Swiss officials have held preliminary contacts ahead of a diplomatic offensive aimed at getting Israelis and Palestinians to respect humanitarian law.This content was published on April 9, 2002 - 10:21
Officials at the Swiss Foreign Ministry confirmed that they had sounded out interested parties. They refused to name their contacts, but they are understood to have been in touch with - among others - Israeli, Palestinian and American diplomats.
"We are not being selective in our approach. We want to contact all actors playing an important role," says Pierre-Yves Fux, a Middle East expert at the Foreign Ministry.
The initiative is evidence of a newly assertive Switzerland, and is a foretaste of how it intends to conduct its foreign policy once it becomes a member of the United Nations in September. As depository country of the Geneva Conventions, Switzerland clearly feels it has a unique role in ensuring they are respected.
"This is our contribution. Our specificity. We want to ensure respect for international humanitarian law through Swiss advocacy within existing frameworks," Fux told swissinfo. He said the parties to the conflict needed to be reminded by international organisations and other actors that even war has its limits, and that basic, universal rules had to be respected.
Basic first step
"Our message is that the path to peace cannot ignore international law. It's a very basic first step, even before a ceasefire," Fux added.
The Swiss cabinet is expected to give the official go-ahead for the diplomatic initiative at its meeting on Wednesday, after which official contact will be made. The Foreign Ministry officials told swissinfo they did not expect any major developments before next week.
The Swiss initiative should not be confused with a full-blown peace plan. But it is based on the assumption that any progress towards a cessation of hostilities is unlikely without a respect for some basic rules.
Fux said international humanitarian law constituted a basic minimal consensus within the international community, and so the response to the Swiss approach "could not be negative". However, he said there was a need to integrate it more into international initiatives, such as peace plans and UN Security Council resolutions.
Fourth Geneva Convention
The Swiss initiative follows an international conference in Geneva last December on the applicability of the Fourth Geneva Convention in the Occupied Palestinian Territories.

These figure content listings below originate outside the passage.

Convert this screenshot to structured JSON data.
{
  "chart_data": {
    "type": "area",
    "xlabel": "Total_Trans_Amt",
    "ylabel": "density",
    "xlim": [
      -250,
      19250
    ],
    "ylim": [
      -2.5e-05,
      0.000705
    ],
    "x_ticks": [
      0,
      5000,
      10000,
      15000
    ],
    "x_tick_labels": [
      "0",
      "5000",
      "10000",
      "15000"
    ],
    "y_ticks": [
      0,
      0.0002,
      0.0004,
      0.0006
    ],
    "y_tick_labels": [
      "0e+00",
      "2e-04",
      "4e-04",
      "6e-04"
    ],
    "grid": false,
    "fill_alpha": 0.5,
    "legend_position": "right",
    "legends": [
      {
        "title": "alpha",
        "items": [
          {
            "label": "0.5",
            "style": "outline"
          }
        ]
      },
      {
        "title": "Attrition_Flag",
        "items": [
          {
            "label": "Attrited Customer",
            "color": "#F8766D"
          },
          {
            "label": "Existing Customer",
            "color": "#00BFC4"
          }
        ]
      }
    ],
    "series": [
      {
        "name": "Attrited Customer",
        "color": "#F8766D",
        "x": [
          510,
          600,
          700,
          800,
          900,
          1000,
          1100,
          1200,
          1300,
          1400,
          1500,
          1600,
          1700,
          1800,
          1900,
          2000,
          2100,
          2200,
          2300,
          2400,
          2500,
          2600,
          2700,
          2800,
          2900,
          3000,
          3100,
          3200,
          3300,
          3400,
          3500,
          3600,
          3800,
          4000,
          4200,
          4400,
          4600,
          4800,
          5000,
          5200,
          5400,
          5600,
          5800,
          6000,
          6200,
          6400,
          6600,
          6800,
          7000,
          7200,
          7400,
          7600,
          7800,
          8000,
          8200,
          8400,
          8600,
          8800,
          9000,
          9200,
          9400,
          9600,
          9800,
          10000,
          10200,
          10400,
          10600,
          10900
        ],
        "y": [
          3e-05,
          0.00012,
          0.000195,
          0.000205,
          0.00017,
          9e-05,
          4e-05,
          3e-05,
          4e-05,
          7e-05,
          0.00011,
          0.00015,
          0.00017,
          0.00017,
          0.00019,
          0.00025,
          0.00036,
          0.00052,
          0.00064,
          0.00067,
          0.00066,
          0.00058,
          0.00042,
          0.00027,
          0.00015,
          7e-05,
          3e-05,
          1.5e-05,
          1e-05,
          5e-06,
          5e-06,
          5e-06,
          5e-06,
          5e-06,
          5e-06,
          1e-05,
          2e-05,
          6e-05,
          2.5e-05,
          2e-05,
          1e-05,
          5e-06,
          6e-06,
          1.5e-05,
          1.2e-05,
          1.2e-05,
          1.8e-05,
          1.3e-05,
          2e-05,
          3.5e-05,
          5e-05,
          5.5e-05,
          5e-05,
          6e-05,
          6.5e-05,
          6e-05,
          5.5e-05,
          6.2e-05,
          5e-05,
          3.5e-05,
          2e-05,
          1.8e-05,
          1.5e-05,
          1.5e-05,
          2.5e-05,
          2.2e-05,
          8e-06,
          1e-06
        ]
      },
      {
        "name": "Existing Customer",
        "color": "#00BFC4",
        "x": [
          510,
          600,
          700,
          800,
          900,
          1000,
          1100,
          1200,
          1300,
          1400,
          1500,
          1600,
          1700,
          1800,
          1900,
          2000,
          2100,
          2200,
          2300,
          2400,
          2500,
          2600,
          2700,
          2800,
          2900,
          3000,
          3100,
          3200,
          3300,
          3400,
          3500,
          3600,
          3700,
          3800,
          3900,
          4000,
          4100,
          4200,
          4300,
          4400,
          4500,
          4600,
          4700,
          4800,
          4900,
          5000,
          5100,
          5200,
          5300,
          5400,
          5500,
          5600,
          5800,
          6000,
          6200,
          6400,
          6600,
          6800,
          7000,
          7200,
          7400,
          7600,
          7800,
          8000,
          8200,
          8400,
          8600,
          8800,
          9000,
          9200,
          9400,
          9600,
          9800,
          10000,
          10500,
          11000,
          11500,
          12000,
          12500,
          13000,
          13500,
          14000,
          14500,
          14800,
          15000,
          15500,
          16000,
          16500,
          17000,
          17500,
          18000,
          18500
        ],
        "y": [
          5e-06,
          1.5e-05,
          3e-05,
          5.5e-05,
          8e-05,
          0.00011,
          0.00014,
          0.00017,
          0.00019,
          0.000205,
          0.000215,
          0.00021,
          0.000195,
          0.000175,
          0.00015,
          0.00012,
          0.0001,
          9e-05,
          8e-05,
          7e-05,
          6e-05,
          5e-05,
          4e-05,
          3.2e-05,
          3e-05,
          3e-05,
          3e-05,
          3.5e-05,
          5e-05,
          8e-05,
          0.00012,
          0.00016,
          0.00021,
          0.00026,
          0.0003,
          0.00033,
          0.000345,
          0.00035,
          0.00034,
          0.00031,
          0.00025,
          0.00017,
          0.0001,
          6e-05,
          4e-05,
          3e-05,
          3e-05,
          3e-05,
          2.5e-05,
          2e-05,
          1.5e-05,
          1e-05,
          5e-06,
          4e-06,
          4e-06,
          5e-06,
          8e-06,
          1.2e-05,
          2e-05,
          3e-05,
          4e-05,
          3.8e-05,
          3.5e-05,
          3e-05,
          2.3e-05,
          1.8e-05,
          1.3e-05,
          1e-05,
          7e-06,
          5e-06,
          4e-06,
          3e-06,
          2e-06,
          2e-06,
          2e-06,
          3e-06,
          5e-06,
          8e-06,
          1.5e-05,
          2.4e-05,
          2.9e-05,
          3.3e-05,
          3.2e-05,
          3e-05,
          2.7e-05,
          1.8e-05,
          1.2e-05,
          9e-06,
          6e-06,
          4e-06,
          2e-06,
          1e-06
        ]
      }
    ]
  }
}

This convention covers the treatment of civilians in wartime and under military occupation.
As depository of the Geneva Conventions, Switzerland was called on to organise the half-day conference, which reaffirmed the applicability of the Fourth Convention in the Palestinian Territories, and called on Israel to apply it.
Legitimate security needs
Switzerland, like most other countries, believes the indiscriminate use of force against civilians by the Israeli army, the blocking of medical and humanitarian aid, the closure of the territories and the construction of Jewish settlements on occupied land are all breaches of the convention.
Israel, however, regards the territories as "disputed", not occupied, and therefore does not believe the Fourth Geneva Convention is applicable. Israel and the United States boycotted the Geneva meeting, which they claimed was an attempt by Arab and Islamic states to politicise a humanitarian issue.
"We have to explain to Israel that international humanitarian law does not hamper the administration of a territory under occupation. It is not a theoretical ideal. It takes into account legitimate military security needs," Fux says.